Parks, leisure and the arts Didsbury St James Conservation Area

Didsbury St James and its buildings today

The greatest concentration of listed buildings in Manchester, outside the city centre, is to be found in this conservation area. The Church of St. James, which replaced an earlier church, is the oldest building, with parts of it, including the tower, dating from 1620. It is a red sandstone building with Perpendicular-style windows, emphasising their verticality with very tall mullions.

An unusual feature adorns the parapet of the tower, where large open hoops and pinnacles replace the more usual parapet battlements.

Alderman Fletcher Moss, who lived at the Old Parsonage, turned the house into an art gallery for his private collection. It has since become the South Manchester Enterprise Centre. Moss also built the entrance archway in 1876, a folly composed of fragments taken from demolished buildings in Manchester. Now part of the Metropolitan University of Manchester, the original house at the Didsbury School of Education, Wilmslow Road, was a large residence built in the Classical style around 1790. It became a Wesleyan theological college in 1842. The main facade is constructed in sandstone ashlar with a three-storey projecting central portion and two-storey side ranges. It is characterized by two-storey high pilasters and rusticated stonework on the ground floor.

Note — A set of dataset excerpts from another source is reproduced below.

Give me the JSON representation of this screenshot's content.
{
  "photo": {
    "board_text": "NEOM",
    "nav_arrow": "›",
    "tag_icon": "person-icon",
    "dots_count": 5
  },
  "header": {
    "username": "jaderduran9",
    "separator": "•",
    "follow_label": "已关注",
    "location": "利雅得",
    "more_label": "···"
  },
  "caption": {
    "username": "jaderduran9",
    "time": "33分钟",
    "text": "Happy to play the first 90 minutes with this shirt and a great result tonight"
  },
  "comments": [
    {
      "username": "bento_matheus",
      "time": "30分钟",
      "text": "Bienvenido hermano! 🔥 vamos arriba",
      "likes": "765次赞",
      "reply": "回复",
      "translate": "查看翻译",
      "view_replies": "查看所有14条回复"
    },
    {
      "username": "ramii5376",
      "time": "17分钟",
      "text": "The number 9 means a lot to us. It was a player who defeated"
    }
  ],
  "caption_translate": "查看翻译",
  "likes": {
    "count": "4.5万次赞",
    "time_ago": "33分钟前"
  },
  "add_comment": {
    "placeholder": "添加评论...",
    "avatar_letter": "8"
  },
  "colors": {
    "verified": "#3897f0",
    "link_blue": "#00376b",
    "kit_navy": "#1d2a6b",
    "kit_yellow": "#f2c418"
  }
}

The former Methodist Church of St Paul, now the Open College, is a Gothic-style yellow sandstone building with a tall steeple and windows in the spire. The green slate roof is steeply pitched with contrasting red ridge tiles. It was formerly associated with the Wesleyan Theological College, but in recent years has been converted to offices for the Open College with an extension to the side.

The Towers is one of the largest and most significant houses in Manchester. Designed by one of the city's most notable architects, Thomas Worthington, it is in the French Chateau style, built of red brick with yellow sandstone dressings and blue slate roofs. The roofline is punctuated with chimneys, steeply pitched and gabled dormer windows, an octagonal turret, an octagonal oriel window and a square tower over the entrance bay. There are Gothic enrichments, including finials and carved grotesques. Since it became used for institutional purposes in 1920 the building has been extended.